[Cipriano Dourado]

[Cipriano Dourado]
[Plantadora de Arroz, 1954] [Cipriano Dourado (1921-1981)]

sexta-feira, 10 de janeiro de 2014

[0459.] LUCINDA MARIANA GOMES FRANCO [III]

* LUCINDA MARIANA GOMES FRANCO *

[01/11/1923-10/01/2012]




Nasceu em Coimbra em 1 de Novembro de 1923, na Rua António José de Almeida, e faleceu em Lisboa a 10 de janeiro de 2012, com 88 anos de idade.

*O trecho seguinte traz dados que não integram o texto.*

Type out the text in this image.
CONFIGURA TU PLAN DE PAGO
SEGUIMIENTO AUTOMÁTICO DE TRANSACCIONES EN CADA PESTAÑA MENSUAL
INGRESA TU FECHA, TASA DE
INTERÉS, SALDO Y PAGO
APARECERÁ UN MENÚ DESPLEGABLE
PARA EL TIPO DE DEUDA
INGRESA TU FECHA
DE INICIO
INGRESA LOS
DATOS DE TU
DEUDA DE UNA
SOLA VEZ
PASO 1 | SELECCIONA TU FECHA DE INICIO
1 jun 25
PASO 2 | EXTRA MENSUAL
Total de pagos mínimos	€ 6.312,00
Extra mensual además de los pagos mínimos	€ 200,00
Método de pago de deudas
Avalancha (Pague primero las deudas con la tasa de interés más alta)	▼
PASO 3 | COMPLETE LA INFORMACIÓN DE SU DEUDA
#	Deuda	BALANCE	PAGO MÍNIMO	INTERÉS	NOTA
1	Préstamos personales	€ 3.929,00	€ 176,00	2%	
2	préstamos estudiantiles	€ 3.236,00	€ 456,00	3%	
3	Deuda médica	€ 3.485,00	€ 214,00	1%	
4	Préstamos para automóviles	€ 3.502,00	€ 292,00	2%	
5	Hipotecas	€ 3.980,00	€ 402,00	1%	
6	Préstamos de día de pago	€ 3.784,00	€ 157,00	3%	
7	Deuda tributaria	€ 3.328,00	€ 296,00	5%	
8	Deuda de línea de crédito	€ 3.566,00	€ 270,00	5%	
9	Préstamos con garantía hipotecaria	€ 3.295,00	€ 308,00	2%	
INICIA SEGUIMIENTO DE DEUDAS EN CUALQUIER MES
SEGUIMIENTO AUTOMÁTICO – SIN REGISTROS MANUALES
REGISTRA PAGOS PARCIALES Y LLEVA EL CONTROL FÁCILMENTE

Oriunda de uma família de republicanos ativos, desde nova assistiu às perseguições, prisões e deportações políticas que vários familiares da família paterna e materna sofreram durante as ditaduras militar e salazarista.

Fez a instrução primária na Mucela e em Lares, tendo a mãe por professora e sendo, por vezes, a única rapariga a estudar. Concluiu, em 1941, o 7.º ano de letras e de ciências no Liceu Nacional Infanta D. Maria, de Coimbra.

Enquanto estudante finalista do liceu, cuja reitora era Dionísia Camões, recusou continuar a pertencer à Mocidade Portuguesa Feminina, caso único entre todas as colegas.

Fez a aptidão a Farmácia e concorreu à Escola Normal, acabando por só frequentar a Escola de Farmácia, concluída em 1945.

Trabalhou, então, em Oliveirinha, Cebolais de Cima, Ceira, Pinhanços (Seia) e, na década seguinte, ainda que por pouco tempo, no Instituto Ricardo Jorge.

Em 1946, Lucinda Franco integrou o numeroso grupo que subscreveu a carta solicitando à Presidente do Conselho Nacional das Mulheres Portuguesas, Maria Lamas, a formação de uma delegação em Coimbra.

Na década de 50, já a viver em Lisboa, esteve envolvida na impressão do jornal clandestino Uni-vos pela Paz!, concluído durante a noite na casa onde morava.

No início dos anos setenta retomou os estudos e licenciou-se na Faculdade de Farmácia da Universidade de Lisboa (1970/1971 a 1972/1973).

Participou nas campanhas eleitorais da CDE – Comissão Democrática Eleitoral (1969 e 1973), colaborou com a Comissão Nacional de Socorro aos Presos Políticos e viveu intensamente a revolução de Abril de 1974.

Integrou, com Cipriano Dourado (08/02/1921-17/01/1981), a Comissão Administrativa da Junta de Freguesia de S. João de Deus, em Lisboa.

Discreta e corajosa, sem medo de intervir, mesmo quando isso implicava riscos, revelou-se sempre uma mulher generosa, dedicada e solidária com todos os que com ela conviveram, independentemente das crenças políticas e religiosas. Entre muitas outras organizações, pertenceu à União dos Resistentes Antifascistas Portugueses (URAP), ao Conselho Português para a Paz e Cooperação e militou, até ao fim, no Partido Comunista.